Janeiro se foi, e ninguém imaginava que demoraria tanto assim. Enfim, Fevereiro chegou, e o primeiro dia deste mês promete. A priori, haverá a retomada das atividades do Poder Legislativo em todo o Brasil, em especial, as eleições para a presidência da Câmara dos Deputados e do Senado. Parlamentares escolherão os chefes do Legislativo para o próximo biênio. Quem substituirá Rodrigo Maia (DEM)? Arthur Lira (PP) ou Baleia Rossi (MDB)? Quem substituirá Davi Alcolumbre (DEM)? Rodrigo Pacheco (DEM) ou Simone Tebet (MDB)?

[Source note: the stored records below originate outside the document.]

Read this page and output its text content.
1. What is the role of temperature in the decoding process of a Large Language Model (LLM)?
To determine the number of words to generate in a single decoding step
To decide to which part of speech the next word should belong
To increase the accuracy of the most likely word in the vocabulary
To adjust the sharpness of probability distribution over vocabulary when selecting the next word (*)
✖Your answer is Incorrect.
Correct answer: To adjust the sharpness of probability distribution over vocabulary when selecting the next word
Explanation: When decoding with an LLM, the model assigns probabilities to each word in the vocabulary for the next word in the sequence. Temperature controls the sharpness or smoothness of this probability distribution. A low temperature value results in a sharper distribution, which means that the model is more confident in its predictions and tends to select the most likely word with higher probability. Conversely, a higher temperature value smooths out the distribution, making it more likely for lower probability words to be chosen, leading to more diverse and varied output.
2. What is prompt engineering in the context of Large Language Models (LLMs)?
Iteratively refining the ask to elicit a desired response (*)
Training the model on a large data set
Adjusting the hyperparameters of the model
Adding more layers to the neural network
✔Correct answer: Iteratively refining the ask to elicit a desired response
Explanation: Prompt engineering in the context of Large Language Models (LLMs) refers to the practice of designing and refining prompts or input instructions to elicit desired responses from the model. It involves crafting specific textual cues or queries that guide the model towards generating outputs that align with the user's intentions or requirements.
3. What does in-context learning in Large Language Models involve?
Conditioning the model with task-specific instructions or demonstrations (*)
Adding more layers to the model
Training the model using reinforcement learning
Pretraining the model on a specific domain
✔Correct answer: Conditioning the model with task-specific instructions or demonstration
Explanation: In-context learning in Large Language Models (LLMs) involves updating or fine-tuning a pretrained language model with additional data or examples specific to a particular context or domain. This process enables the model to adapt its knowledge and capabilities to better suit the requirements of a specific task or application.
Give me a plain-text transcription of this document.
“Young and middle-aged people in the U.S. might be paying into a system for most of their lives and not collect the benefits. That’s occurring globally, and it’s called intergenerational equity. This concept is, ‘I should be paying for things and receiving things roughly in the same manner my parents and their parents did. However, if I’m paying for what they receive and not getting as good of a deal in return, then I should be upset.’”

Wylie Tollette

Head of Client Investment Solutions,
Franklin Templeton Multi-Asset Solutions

Façam suas apostas. Ademais, no primeiro dia de Fevereiro, está marcado para acontecer em todo o Brasil uma paralisação geral dos caminhoneiros, que estão insatisfeitos com o aumento do ICMS (imposto que influencia nos preços dos combustíveis). Se ocorrer, de fato, a greve pode afetar ainda mais a crise econômica que já está agravada por conta da pandemia. Ainda assim, temos notícias boas. A vacinação no Brasil, iniciada em 17 de Janeiro, já alcançou a marca de mais de 2 milhões de imunizados. A propósito, a vacina da Johnson&Johnson, desenvolvida pela subsidiária Janssen, atingiu 66% de eficácia sobre casos moderados e graves, de acordo com o último estudo relacionado aos resultados da fase de testes do imunizante. A vacina da Johnson utiliza vetor viral como estímulo à resposta imunológica, é aplicada em dose única, armazenada entre 2º e 8ºC, e se mantida sob uma temperatura de -20ºC, pode ser conservada por até 2 anos. A vacina da Johnson interessa o Ministério de Saúde, uma vez que a farmacêutica estadunidense pode pedir à Anvisa a autorização do uso emergencial do imunizante, pois o mesmo já foi testado no Brasil, sendo isto um critério exigido pela agência reguladora.